Freedom New Mexico
The 2,300-page health care reform bill was rushed through Congress without many people — even those who voted on it — knowing many of its details. As House Speaker Nancy Pelosi infamously put it in March, “(W)e have to pass the bill so that you can find out what is in it.”
Since then, like a time-release capsule, one surprise after another has bubbled to the surface.
One of the latest revelations is a 3.8-percent new tax on home sale “profits” when the equity pocketed by an individual seller exceeds $250,000 or $500,000 for a couple. We doubt many Americans for or against the health-care overhaul expected it also to result in paying an additional tax on top of the existing capital-gains tax when they sell their homes.

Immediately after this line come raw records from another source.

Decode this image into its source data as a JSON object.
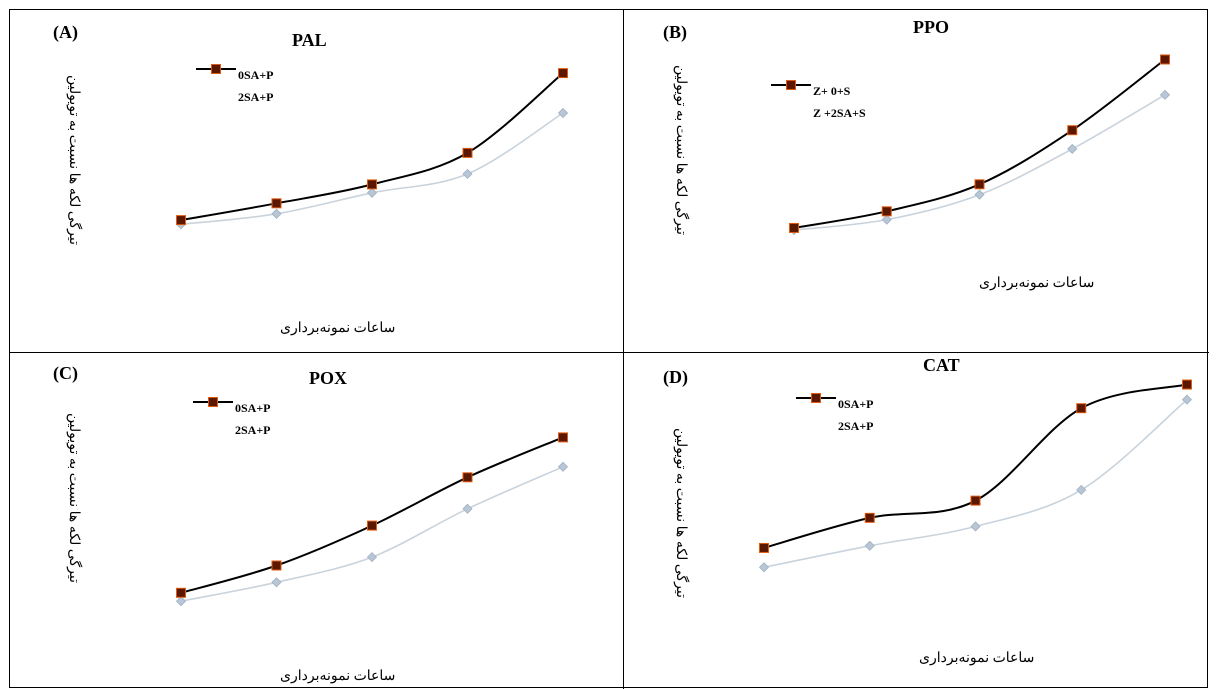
{
  "colors": {
    "series_light": "#c9d3dc",
    "series_dark": "#000000",
    "marker_light": "#b8c7d6",
    "marker_dark_fill": "#5a1800",
    "marker_dark_edge": "#e05a10"
  },
  "chart_data": [
    {
      "type": "line",
      "tag": "(A)",
      "title": "PAL",
      "xlabel": "ساعات نمونه‌برداری",
      "ylabel": "تیرگی لکه ها نسبت به تویولین",
      "x": [
        1,
        2,
        3,
        4,
        5
      ],
      "ylim": [
        0,
        100
      ],
      "grid": false,
      "legend_position": "top-left",
      "series": [
        {
          "name": "0SA+P",
          "values": [
            17,
            22,
            32,
            41,
            70
          ],
          "style": "light"
        },
        {
          "name": "2SA+P",
          "values": [
            19,
            27,
            36,
            51,
            89
          ],
          "style": "dark"
        }
      ]
    },
    {
      "type": "line",
      "tag": "(B)",
      "title": "PPO",
      "xlabel": "ساعات نمونه‌برداری",
      "ylabel": "تیرگی لکه ها نسبت به تویولین",
      "x": [
        1,
        2,
        3,
        4,
        5
      ],
      "ylim": [
        0,
        100
      ],
      "grid": false,
      "legend_position": "top-left",
      "series": [
        {
          "name": "Z+ 0+S",
          "values": [
            12,
            17,
            29,
            51,
            77
          ],
          "style": "light"
        },
        {
          "name": "Z +2SA+S",
          "values": [
            13,
            21,
            34,
            60,
            94
          ],
          "style": "dark"
        }
      ]
    },
    {
      "type": "line",
      "tag": "(C)",
      "title": "POX",
      "xlabel": "ساعات نمونه‌برداری",
      "ylabel": "تیرگی لکه ها نسبت به تویولین",
      "x": [
        1,
        2,
        3,
        4,
        5
      ],
      "ylim": [
        0,
        100
      ],
      "grid": false,
      "legend_position": "top-left",
      "series": [
        {
          "name": "0SA+P",
          "values": [
            8,
            17,
            29,
            52,
            72
          ],
          "style": "light"
        },
        {
          "name": "2SA+P",
          "values": [
            12,
            25,
            44,
            67,
            86
          ],
          "style": "dark"
        }
      ]
    },
    {
      "type": "line",
      "tag": "(D)",
      "title": "CAT",
      "xlabel": "ساعات نمونه‌برداری",
      "ylabel": "تیرگی لکه ها نسبت به تویولین",
      "x": [
        1,
        2,
        3,
        4,
        5
      ],
      "ylim": [
        0,
        100
      ],
      "grid": false,
      "legend_position": "top-left",
      "series": [
        {
          "name": "0SA+P",
          "values": [
            18,
            28,
            37,
            54,
            96
          ],
          "style": "light"
        },
        {
          "name": "2SA+P",
          "values": [
            27,
            41,
            49,
            92,
            103
          ],
          "style": "dark"
        }
      ]
    }
  ]
}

The stealth 3.8-percent tax is piled on top of the capital-gains tax, which is 15 percent for people in most tax brackets, but will increase next year to 20 percent.
A spokesman for Rep. Kevin Brady, R-Texas, who has analyzed the bill, said Obamacare adds the 3.8 percent “Medicare” tax on net investment income for taxpayers with adjusted gross incomes more than $200,000 for individuals or $250,000 for joint returns beginning in 2013.
The new tax also applies to “interest, dividends, annuities, royalties, rents, passive income” as well as “net capital gain from the disposition of non-business property,” including personal residences.
Perhaps the Obama administration justifies this additional burden as a tax on the “rich.” But across America, that definition will include penny-pinching homeowners who prudently paid down their mortgages, perhaps expecting to retire on the proceeds. Now, they’ll have 3.8 percent less of it, above the thresholds of $250,000 for individuals or $500,000 for joint filers, in order to help pay for Obamacare.